Minoru Mochizuki, parce qu’il a été lui aussi élève du fondateur dans les années 30, revendique sa part d’héritage.
Pourtant, envoyé en France dès 1951, il propose sa propre expérience martiale, nommée Aïkido-jujutsu. A cette époque d’ailleurs, nous l’avons vu plus haut, l’aïkido d’O Sensei n’était pas encore véritablement abouti.

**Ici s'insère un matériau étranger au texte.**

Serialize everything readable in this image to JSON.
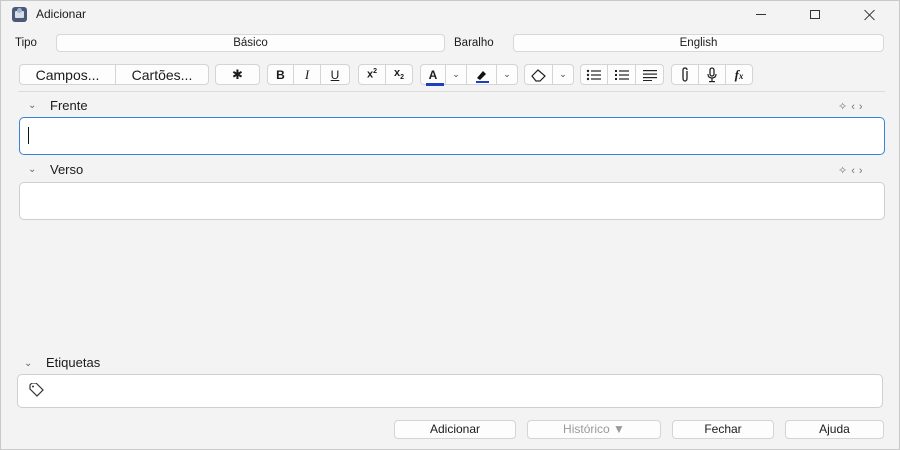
{
  "window": {
    "title": "Adicionar",
    "controls": {
      "minimize": "—",
      "maximize": "☐",
      "close": "✕"
    }
  },
  "type_row": {
    "type_label": "Tipo",
    "type_value": "Básico",
    "deck_label": "Baralho",
    "deck_value": "English"
  },
  "toolbar": {
    "fields_label": "Campos...",
    "cards_label": "Cartões...",
    "bold": "B",
    "italic": "I",
    "underline": "U",
    "text_color": "#1f3fbf",
    "highlight_color": "#1f3fbf"
  },
  "fields": [
    {
      "label": "Frente",
      "value": ""
    },
    {
      "label": "Verso",
      "value": ""
    }
  ],
  "tags": {
    "label": "Etiquetas",
    "value": ""
  },
  "bottom": {
    "add": "Adicionar",
    "history": "Histórico ▼",
    "close": "Fechar",
    "help": "Ajuda"
  },
  "colors": {
    "focus": "#3b82d8",
    "background": "#f3f3f3"
  }
}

Plus connu ensuite et divulgué en France sous le nom de Yoseikan budo, cette pratique est désormais dirigée par le fils de Minoru Mochizuki, héritier de la méthode personnelle de son père, mais arborant néanmoins un grade très élevé d’aïkido, discipline qu’il n’a jamais pratiquée. Le Yoseikan budo donnera lieu, en 1973, à la création d’une branche franco française, le C.E.R.A (Cercle d’Etudes et de Recherche sur l’Aïkido), qui deviendra par la suite, au début des années 80, l’aïkibudo. Celui-ci est à ce jour intégré dans la FFAAA (Fédération Française d’Aïkido, Aïkibudo et Affinitaires), et ses professeurs obtiennent également des diplômes d’état de professeur d’aïkido, sans jamais le pratiquer non plus. Cet aïkibudo n’a aucun rapport et ne saurait être confondu avec la pratique d’aïkibudo de Morihei Ueshiba, qui devait devenir, quelques années plus tard, l’aïkido véritable.

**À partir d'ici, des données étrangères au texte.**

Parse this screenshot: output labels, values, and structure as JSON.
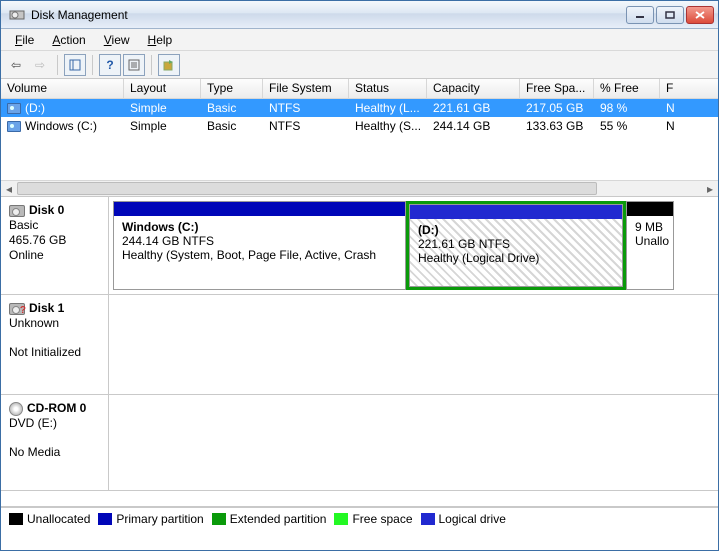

Chacun est libre d’orienter sa vie vers ce en quoi il croit. Pour autant, en toute chose, l’individu doit faire preuve de jugement et de discernement. Il doit savoir exactement dans quoi il s’engage et vers quoi il veut aller. C’était un principe de survie à l’époque des samouraïs, cela doit être un principe de vie à notre époque, la base pour un aïkidoka.
Né le 14 décembre 1883 dans la ville de Tanabe, préfecture de Wakayama, il est le 4ème enfant et le 1er fils de Ueshiba Yoroku, un fermier de rang moyen, chef de village, et de sa femme Yuki, appartenant au clan Itokawa localement célèbre.